BACKGROUND
Frequent interaction with mental health professionals is required to screen, diagnose, and track mental health disorders. However, high costs and insufficient access can make frequent interaction difficult. The ability to assess a mental health disorder passively and at frequent intervals could be a useful complement to conventional treatment. It may be possible to passively assess clinical symptoms with high frequency by characterizing speech alterations collected through personal smartphones or other wearable devices. The association between speech features and mental health disorders could be leveraged as an objective screening tool.
OBJECTIVE
To evaluate the performance of a model that predicts the presence of Generalized Anxiety Disorder (GAD) from acoustic and linguistic features of impromptu speech.
METHODS
N = 2,000 participants were recruited and participated in a single online session. They completed the Generalized Anxiety Disorder-7 item scale (GAD-7) assessment and provided an impromptu speech sample in response to a modified version of the Trier Social Stress Test (TSST). We use linguistic and acoustic features found to be associated with anxiety disorders in previous studies, along with demographic information, to predict if participants fall above or below the screening threshold for GAD based on the GAD-7 scale threshold of 10. Separate models for each sex were also evaluated. We report the mean area under the receiver operating characteristic (AUROC) from a repeated 5-fold cross-validation to evaluate the performance of the models.
RESULTS
A logistic regression model using only acoustic and linguistic speech features achieved a significantly greater prediction accuracy than a random model (mean AUROC = 0.57, SD = 0.03, P < .001). When separately assessing female samples, a mean AUROC of 0.55 (SD = 0.05, P = .01) was observed. The model constructed on the male samples achieved a mean AUROC of 0.57 (SD = 0.07, P = .002). The mean AUROC increased to 0.62 (SD = 0.03, P < .001) on the all-sample dataset when demographic information (age, sex, and income) was included indicating the importance of demographics when screening for anxiety disorders. The performance also increased for the female dataset to 0.62 (SD = 0.04, P < .001) when using demographic info (age and income). In both cases, age had the highest impact on the prediction performance gain.
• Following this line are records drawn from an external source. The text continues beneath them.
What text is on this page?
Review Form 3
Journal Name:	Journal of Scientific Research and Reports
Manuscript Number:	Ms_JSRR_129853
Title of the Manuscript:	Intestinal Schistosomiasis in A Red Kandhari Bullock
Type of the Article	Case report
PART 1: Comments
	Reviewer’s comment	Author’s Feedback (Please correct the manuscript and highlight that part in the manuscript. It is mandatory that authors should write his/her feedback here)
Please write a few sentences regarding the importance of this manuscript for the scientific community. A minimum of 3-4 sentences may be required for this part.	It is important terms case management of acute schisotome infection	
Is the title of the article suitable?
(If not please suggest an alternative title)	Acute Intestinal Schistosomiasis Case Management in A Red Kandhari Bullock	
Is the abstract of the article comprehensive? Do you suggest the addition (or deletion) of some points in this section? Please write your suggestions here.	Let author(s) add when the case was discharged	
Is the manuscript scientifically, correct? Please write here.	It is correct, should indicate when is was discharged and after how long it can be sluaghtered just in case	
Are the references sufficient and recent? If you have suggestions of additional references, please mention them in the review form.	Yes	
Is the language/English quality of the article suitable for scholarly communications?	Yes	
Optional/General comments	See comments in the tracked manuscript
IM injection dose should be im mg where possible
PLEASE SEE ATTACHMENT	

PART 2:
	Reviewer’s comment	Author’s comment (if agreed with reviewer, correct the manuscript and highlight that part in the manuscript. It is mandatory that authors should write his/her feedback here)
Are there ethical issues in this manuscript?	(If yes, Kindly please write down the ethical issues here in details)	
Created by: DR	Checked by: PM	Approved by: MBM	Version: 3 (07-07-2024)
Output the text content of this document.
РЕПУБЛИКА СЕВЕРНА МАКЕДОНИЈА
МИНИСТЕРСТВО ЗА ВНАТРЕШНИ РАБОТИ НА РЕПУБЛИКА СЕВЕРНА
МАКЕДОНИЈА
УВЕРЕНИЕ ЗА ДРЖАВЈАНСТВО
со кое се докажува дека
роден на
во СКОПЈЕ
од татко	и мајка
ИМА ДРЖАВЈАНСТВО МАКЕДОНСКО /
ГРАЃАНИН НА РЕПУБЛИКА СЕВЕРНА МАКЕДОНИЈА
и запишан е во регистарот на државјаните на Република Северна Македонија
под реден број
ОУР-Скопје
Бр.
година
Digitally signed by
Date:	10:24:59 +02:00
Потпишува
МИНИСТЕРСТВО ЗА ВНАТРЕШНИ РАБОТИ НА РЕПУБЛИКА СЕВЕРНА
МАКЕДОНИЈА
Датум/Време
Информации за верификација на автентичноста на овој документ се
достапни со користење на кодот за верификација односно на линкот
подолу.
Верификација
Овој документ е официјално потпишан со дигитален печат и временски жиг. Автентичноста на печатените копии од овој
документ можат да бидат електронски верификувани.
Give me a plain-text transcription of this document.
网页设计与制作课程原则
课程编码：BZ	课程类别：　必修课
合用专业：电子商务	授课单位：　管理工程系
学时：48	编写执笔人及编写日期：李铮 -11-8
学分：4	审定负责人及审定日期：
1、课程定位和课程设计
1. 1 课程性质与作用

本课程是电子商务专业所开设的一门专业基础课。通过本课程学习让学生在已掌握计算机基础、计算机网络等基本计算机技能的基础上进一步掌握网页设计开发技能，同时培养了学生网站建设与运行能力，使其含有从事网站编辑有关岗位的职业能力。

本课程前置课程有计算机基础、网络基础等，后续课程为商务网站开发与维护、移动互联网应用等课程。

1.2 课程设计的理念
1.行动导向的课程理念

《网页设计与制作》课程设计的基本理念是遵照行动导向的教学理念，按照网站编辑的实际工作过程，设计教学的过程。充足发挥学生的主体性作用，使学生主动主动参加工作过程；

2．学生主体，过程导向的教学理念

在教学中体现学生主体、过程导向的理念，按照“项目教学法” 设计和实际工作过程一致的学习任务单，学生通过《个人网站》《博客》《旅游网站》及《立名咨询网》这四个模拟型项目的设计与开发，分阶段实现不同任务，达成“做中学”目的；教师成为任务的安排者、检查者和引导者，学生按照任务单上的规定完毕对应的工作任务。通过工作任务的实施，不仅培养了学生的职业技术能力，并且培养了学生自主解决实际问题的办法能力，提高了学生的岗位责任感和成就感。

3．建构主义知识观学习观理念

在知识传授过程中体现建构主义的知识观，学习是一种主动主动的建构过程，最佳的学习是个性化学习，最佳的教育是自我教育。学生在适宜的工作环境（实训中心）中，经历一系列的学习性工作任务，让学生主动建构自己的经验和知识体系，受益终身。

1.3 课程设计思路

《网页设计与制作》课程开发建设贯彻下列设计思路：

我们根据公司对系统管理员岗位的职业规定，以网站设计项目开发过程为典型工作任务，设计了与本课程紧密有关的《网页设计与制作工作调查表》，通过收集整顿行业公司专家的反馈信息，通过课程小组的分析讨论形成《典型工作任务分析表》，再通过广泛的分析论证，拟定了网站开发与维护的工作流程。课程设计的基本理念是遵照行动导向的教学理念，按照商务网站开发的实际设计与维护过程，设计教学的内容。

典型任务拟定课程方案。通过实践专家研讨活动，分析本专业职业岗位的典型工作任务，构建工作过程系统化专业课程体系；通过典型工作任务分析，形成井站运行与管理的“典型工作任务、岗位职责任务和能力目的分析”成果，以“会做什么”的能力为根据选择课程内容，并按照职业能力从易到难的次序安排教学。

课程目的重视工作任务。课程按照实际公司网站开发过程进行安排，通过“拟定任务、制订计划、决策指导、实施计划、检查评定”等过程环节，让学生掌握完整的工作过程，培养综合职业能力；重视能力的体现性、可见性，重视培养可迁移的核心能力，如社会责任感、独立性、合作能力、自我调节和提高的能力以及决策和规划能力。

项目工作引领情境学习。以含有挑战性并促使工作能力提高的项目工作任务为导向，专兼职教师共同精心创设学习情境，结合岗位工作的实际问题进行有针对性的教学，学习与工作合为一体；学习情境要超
An increase in performance was not observed when adding demographic information for the model constructed on the male samples.
CONCLUSIONS
Acoustic and linguistic speech features can achieve above-random prediction accuracy for predicting GAD. Importantly, the addition of basic demographic variables further improves model performance, suggesting a role for speech and demographic information to be used as automated, objective screeners of GAD.